Kathy walks through it again. Alright, they grab me coming out of the house. That’s five hundred to one, at best. So alright, I say, Gee, it was horrible! I just came up here to talk to this woman about her husband and me. Real friendly. But she couldn’t handle it, went all to pieces! Attacked me with an ashtray, then a lamp. It was all I could do to get away from her. Lucky for me, I ran into the dining room, pulled out a drawer, got the first knife I saw. She comes running at me. I held up the knife, and she just about ran into it. I was completely shocked.

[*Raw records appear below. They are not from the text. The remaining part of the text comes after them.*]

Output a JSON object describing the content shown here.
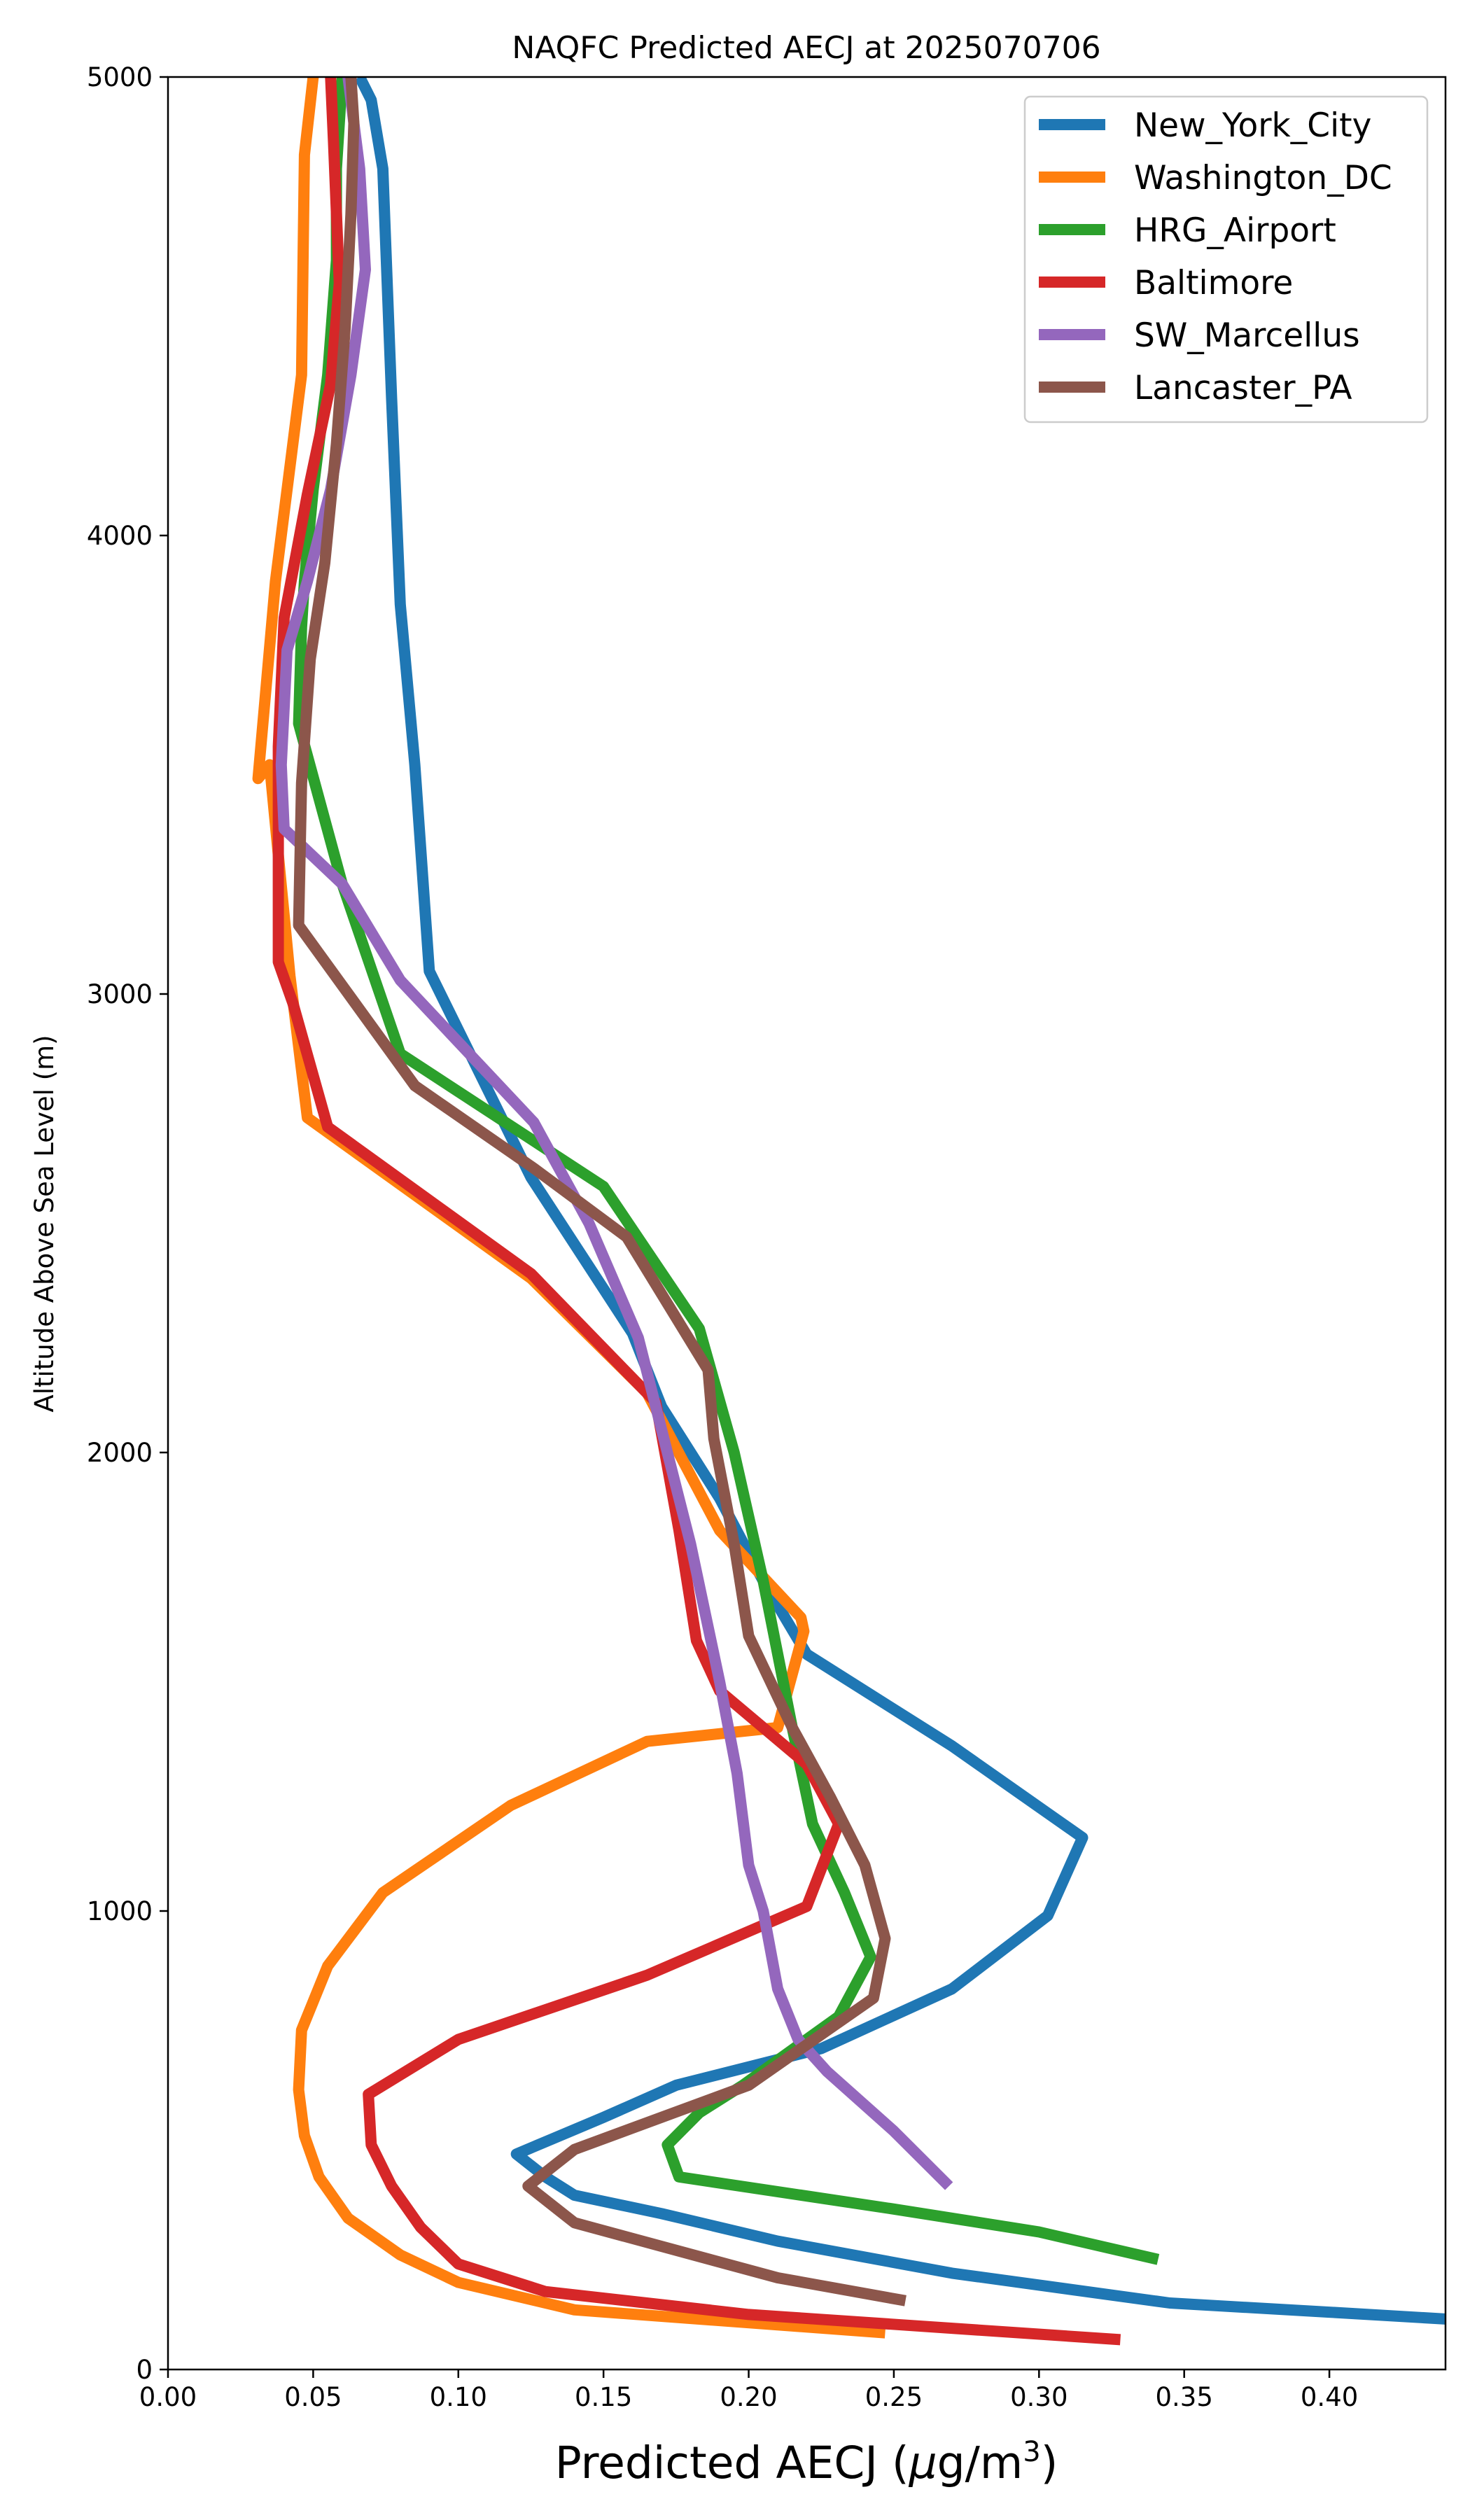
{
  "chart_data": {
    "type": "line",
    "orientation": "vertical-profile",
    "title": "NAQFC Predicted AECJ at 2025070706",
    "xlabel_main": "Predicted AECJ (",
    "xlabel_mu": "μ",
    "xlabel_unit": "g/m",
    "xlabel_sup": "3",
    "xlabel_close": ")",
    "ylabel": "Altitude Above Sea Level (m)",
    "xlim": [
      0.0,
      0.44
    ],
    "ylim": [
      0,
      5000
    ],
    "x_ticks": [
      0.0,
      0.05,
      0.1,
      0.15,
      0.2,
      0.25,
      0.3,
      0.35,
      0.4
    ],
    "x_tick_labels": [
      "0.00",
      "0.05",
      "0.10",
      "0.15",
      "0.20",
      "0.25",
      "0.30",
      "0.35",
      "0.40"
    ],
    "y_ticks": [
      0,
      1000,
      2000,
      3000,
      4000,
      5000
    ],
    "y_tick_labels": [
      "0",
      "1000",
      "2000",
      "3000",
      "4000",
      "5000"
    ],
    "grid": false,
    "legend_position": "top-right",
    "series": [
      {
        "name": "New_York_City",
        "color": "#1f77b4",
        "x": [
          0.44,
          0.4,
          0.345,
          0.27,
          0.21,
          0.17,
          0.14,
          0.13,
          0.12,
          0.15,
          0.175,
          0.225,
          0.27,
          0.303,
          0.315,
          0.27,
          0.22,
          0.205,
          0.19,
          0.17,
          0.16,
          0.125,
          0.09,
          0.085,
          0.08,
          0.077,
          0.074,
          0.07,
          0.066
        ],
        "y": [
          110,
          125,
          145,
          210,
          280,
          340,
          380,
          420,
          470,
          550,
          620,
          700,
          830,
          990,
          1160,
          1360,
          1560,
          1720,
          1900,
          2100,
          2260,
          2600,
          3050,
          3500,
          3850,
          4300,
          4800,
          4950,
          5000
        ]
      },
      {
        "name": "Washington_DC",
        "color": "#ff7f0e",
        "x": [
          0.247,
          0.14,
          0.1,
          0.08,
          0.062,
          0.052,
          0.047,
          0.045,
          0.046,
          0.055,
          0.074,
          0.118,
          0.165,
          0.21,
          0.219,
          0.218,
          0.19,
          0.165,
          0.125,
          0.048,
          0.042,
          0.035,
          0.031,
          0.037,
          0.046,
          0.047,
          0.05
        ],
        "y": [
          80,
          130,
          190,
          250,
          330,
          420,
          510,
          610,
          740,
          880,
          1040,
          1230,
          1370,
          1400,
          1610,
          1640,
          1830,
          2130,
          2380,
          2730,
          3040,
          3500,
          3470,
          3900,
          4350,
          4830,
          5000
        ]
      },
      {
        "name": "HRG_Airport",
        "color": "#2ca02c",
        "x": [
          0.341,
          0.3,
          0.25,
          0.176,
          0.172,
          0.183,
          0.198,
          0.231,
          0.242,
          0.233,
          0.222,
          0.215,
          0.205,
          0.195,
          0.183,
          0.15,
          0.08,
          0.06,
          0.045,
          0.046,
          0.047,
          0.05,
          0.055,
          0.058,
          0.058,
          0.06
        ],
        "y": [
          240,
          300,
          350,
          420,
          490,
          560,
          620,
          770,
          900,
          1040,
          1190,
          1400,
          1720,
          2000,
          2270,
          2580,
          2870,
          3240,
          3590,
          3800,
          3900,
          4100,
          4350,
          4600,
          4800,
          5000
        ]
      },
      {
        "name": "Baltimore",
        "color": "#d62728",
        "x": [
          0.328,
          0.2,
          0.13,
          0.1,
          0.087,
          0.077,
          0.07,
          0.069,
          0.1,
          0.165,
          0.22,
          0.231,
          0.22,
          0.19,
          0.182,
          0.176,
          0.168,
          0.125,
          0.055,
          0.043,
          0.038,
          0.038,
          0.038,
          0.04,
          0.048,
          0.056,
          0.059,
          0.057,
          0.056
        ],
        "y": [
          65,
          120,
          170,
          230,
          310,
          400,
          490,
          600,
          720,
          860,
          1010,
          1190,
          1320,
          1480,
          1590,
          1830,
          2110,
          2390,
          2710,
          2980,
          3070,
          3340,
          3540,
          3820,
          4090,
          4330,
          4550,
          4860,
          5000
        ]
      },
      {
        "name": "SW_Marcellus",
        "color": "#9467bd",
        "x": [
          0.269,
          0.25,
          0.227,
          0.217,
          0.21,
          0.205,
          0.2,
          0.196,
          0.19,
          0.18,
          0.17,
          0.162,
          0.145,
          0.126,
          0.08,
          0.06,
          0.04,
          0.039,
          0.041,
          0.048,
          0.056,
          0.063,
          0.068,
          0.066,
          0.063,
          0.062
        ],
        "y": [
          400,
          520,
          650,
          720,
          830,
          1000,
          1100,
          1300,
          1500,
          1800,
          2050,
          2250,
          2500,
          2720,
          3030,
          3240,
          3360,
          3500,
          3750,
          3900,
          4100,
          4350,
          4580,
          4800,
          4950,
          5000
        ]
      },
      {
        "name": "Lancaster_PA",
        "color": "#8c564b",
        "x": [
          0.254,
          0.21,
          0.14,
          0.124,
          0.14,
          0.2,
          0.243,
          0.247,
          0.24,
          0.228,
          0.215,
          0.2,
          0.195,
          0.188,
          0.186,
          0.158,
          0.126,
          0.085,
          0.045,
          0.046,
          0.049,
          0.054,
          0.058,
          0.061,
          0.063,
          0.064,
          0.063
        ],
        "y": [
          150,
          200,
          320,
          400,
          480,
          620,
          810,
          940,
          1100,
          1250,
          1400,
          1600,
          1800,
          2030,
          2180,
          2470,
          2620,
          2800,
          3150,
          3460,
          3730,
          3940,
          4200,
          4450,
          4700,
          4900,
          5000
        ]
      }
    ]
  }
}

Believe me, it was horrible! . . . Sounds good to me. So what’ve you got there, at worst manslaughter. Maybe even accidental death. Worst case, I walk in ten to thirty—months!

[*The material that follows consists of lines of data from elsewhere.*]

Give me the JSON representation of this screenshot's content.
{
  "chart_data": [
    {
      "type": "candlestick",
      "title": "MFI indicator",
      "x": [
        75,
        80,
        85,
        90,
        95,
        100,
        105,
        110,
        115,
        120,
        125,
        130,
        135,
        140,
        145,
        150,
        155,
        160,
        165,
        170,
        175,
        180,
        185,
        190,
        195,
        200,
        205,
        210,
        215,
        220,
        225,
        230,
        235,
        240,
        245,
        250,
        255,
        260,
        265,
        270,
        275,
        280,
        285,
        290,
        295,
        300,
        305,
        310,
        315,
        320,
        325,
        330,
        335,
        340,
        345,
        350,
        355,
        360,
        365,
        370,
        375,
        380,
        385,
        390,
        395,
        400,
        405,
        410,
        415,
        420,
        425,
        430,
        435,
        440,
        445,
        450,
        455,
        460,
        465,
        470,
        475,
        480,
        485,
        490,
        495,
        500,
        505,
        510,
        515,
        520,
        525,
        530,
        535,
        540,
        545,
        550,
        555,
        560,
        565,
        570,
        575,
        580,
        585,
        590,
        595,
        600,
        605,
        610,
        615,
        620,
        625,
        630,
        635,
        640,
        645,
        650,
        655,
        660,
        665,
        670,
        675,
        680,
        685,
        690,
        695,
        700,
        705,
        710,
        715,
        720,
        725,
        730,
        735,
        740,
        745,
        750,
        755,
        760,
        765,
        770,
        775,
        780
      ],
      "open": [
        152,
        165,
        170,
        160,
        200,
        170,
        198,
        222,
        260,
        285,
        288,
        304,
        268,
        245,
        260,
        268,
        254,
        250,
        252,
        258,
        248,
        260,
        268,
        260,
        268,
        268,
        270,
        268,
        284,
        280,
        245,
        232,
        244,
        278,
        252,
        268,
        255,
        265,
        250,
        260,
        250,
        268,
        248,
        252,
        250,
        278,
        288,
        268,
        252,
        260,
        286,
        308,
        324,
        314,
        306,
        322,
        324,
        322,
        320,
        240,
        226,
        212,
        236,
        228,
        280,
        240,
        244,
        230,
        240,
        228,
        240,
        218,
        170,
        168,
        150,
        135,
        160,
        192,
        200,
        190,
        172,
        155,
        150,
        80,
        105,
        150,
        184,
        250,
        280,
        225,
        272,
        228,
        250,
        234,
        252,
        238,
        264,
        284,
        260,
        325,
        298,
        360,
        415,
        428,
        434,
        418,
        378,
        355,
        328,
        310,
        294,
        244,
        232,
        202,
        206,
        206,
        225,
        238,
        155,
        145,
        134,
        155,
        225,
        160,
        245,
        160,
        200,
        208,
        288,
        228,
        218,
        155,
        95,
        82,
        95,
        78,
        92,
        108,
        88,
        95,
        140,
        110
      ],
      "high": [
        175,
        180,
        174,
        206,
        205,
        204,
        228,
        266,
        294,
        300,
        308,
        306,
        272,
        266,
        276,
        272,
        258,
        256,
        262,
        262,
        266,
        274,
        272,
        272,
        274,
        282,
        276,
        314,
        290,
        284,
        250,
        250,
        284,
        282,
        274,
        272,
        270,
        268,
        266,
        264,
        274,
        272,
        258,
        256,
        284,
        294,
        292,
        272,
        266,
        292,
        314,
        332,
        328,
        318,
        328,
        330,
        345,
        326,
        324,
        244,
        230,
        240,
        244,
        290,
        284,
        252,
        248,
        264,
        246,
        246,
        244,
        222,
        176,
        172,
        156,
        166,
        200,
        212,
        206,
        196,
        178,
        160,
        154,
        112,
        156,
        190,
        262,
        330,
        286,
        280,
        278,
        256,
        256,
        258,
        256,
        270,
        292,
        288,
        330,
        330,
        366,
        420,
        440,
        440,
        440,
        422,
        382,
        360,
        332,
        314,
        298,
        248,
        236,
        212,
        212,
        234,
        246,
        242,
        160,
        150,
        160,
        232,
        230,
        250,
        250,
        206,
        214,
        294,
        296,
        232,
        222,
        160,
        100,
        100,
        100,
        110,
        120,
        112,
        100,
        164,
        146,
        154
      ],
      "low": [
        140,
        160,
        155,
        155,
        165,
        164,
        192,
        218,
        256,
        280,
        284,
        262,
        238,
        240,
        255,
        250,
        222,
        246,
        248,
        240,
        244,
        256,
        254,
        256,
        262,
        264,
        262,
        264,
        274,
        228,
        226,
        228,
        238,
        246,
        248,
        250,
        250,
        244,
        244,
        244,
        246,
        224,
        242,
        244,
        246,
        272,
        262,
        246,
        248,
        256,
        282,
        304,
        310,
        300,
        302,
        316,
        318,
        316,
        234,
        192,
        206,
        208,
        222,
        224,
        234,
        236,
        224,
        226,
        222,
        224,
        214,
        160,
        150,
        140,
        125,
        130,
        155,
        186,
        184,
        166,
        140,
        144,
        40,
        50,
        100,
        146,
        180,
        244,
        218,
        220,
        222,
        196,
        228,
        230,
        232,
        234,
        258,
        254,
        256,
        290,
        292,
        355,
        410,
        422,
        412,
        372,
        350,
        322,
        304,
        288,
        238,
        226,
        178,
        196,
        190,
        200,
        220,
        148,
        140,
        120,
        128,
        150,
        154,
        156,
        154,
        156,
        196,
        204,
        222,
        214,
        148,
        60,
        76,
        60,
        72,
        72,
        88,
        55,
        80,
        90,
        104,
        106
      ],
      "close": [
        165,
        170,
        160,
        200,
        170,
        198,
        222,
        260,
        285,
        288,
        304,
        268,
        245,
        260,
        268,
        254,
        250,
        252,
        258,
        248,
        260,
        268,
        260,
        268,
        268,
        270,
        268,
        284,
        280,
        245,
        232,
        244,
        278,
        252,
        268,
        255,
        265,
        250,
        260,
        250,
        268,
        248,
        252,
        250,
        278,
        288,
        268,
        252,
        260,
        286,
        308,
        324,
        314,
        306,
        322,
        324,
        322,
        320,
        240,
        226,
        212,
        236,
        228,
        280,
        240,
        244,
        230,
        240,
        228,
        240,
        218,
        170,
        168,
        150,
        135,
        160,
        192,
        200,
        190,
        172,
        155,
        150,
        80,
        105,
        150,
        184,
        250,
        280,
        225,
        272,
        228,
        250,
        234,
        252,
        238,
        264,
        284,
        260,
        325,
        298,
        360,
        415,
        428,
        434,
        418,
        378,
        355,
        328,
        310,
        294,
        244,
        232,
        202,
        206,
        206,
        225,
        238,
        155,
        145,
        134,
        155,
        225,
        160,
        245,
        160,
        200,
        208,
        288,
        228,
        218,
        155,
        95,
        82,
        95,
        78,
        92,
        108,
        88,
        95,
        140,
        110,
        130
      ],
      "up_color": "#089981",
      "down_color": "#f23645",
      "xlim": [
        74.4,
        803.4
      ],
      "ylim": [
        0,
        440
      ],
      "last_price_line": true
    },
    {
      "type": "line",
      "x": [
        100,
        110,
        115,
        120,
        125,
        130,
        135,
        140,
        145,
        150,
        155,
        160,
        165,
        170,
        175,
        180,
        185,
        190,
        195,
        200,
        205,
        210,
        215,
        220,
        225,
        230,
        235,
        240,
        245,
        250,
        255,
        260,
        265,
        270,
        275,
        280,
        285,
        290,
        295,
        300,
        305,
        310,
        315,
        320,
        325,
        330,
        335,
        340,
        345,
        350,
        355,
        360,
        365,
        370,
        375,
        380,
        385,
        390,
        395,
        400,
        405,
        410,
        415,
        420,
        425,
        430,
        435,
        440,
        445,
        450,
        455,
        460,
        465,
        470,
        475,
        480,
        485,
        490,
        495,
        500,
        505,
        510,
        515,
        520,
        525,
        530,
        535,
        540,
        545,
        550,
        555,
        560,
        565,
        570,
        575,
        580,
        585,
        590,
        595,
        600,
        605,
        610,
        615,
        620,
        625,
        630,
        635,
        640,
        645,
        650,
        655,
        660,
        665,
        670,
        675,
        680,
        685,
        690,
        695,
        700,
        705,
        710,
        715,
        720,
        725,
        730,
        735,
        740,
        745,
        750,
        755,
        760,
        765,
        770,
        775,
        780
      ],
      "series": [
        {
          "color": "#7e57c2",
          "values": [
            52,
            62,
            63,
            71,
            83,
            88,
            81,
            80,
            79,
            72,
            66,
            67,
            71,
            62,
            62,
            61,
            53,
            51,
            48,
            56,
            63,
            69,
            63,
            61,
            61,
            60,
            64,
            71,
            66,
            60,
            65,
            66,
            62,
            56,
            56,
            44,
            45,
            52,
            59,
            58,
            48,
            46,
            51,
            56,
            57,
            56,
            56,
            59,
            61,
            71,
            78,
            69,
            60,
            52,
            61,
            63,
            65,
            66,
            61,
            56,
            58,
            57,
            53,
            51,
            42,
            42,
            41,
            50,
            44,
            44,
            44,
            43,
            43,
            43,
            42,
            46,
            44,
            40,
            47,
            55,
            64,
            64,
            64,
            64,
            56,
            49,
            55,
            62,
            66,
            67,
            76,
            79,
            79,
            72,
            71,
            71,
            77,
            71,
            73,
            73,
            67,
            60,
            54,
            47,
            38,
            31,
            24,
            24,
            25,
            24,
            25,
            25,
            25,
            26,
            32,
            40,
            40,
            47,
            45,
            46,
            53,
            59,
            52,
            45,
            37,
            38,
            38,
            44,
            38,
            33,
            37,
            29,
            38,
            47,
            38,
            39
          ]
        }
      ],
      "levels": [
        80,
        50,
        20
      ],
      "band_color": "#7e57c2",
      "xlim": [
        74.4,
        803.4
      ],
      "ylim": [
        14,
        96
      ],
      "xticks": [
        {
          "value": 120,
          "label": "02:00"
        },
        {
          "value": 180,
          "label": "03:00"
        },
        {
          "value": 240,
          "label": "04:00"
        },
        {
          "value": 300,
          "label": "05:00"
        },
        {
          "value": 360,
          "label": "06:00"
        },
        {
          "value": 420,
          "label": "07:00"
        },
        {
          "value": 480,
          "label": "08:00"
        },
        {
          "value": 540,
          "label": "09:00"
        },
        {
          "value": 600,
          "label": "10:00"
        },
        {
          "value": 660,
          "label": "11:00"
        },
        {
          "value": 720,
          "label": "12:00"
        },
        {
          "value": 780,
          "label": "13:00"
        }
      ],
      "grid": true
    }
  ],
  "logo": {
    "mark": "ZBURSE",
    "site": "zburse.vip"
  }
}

Kathy grins. He waits, of course. He visits me every week. Of course. Or he’s got me to worry about. . . . Robie still can’t figure why I wanted one of their knives. I’m not telling. Come on, Robie boy, think. . . .
That’s it. Anything goes wrong, and I think they’ll crack it, I work a few things out with Robie, go straight to the cops, lay it on them, take the fall.
But if I’m out clean, there’s no way they’ll catch me. I’m not even here. I’m having a bad lunch on Sixth Avenue right now, and I need to walk in the rain to clear my head. I call in, then I go over to the Public Library and then Bryant Park, hang around some. Then I pass Robert Saunders on the way back. Hi, Mr. Saunders!
Kathy remembers all the little stops she made yesterday. Stops she’ll make tomorrow, also. People who’ll say, “Yeah, she was in my place. Sure, around lunch, I’m sure of that much.”
Hell, a week later, who remembers which day anything happened? And even worst case, the cops don’t figure anything out for days, but probably weeks. Everything’s muddled and forgotten by then. Beyond a reasonable doubt, for sure. And nobody in all of Westchester can ID me anyway.
All I have to do is drive carefully and don’t get in any wrecks on this nice rainy day. And we’re coasting downhill all the way home.
Kathy drives to a street that’s perpendicular to Robie’s street and stops forty yards from the corner. A street where cars routinely park along the curb. She sits a moment, checking her gloves, her pocketbook, the keys. Making sure everything is in order. Then from the pocketbook she takes a small fold-up umbrella and half opens it. As she does so, she stares down at the silver knife, making sure it’s in its place.
Okay, girl, close the pocketbook, open the door, open the umbrella, get out and walk like it’s just another day.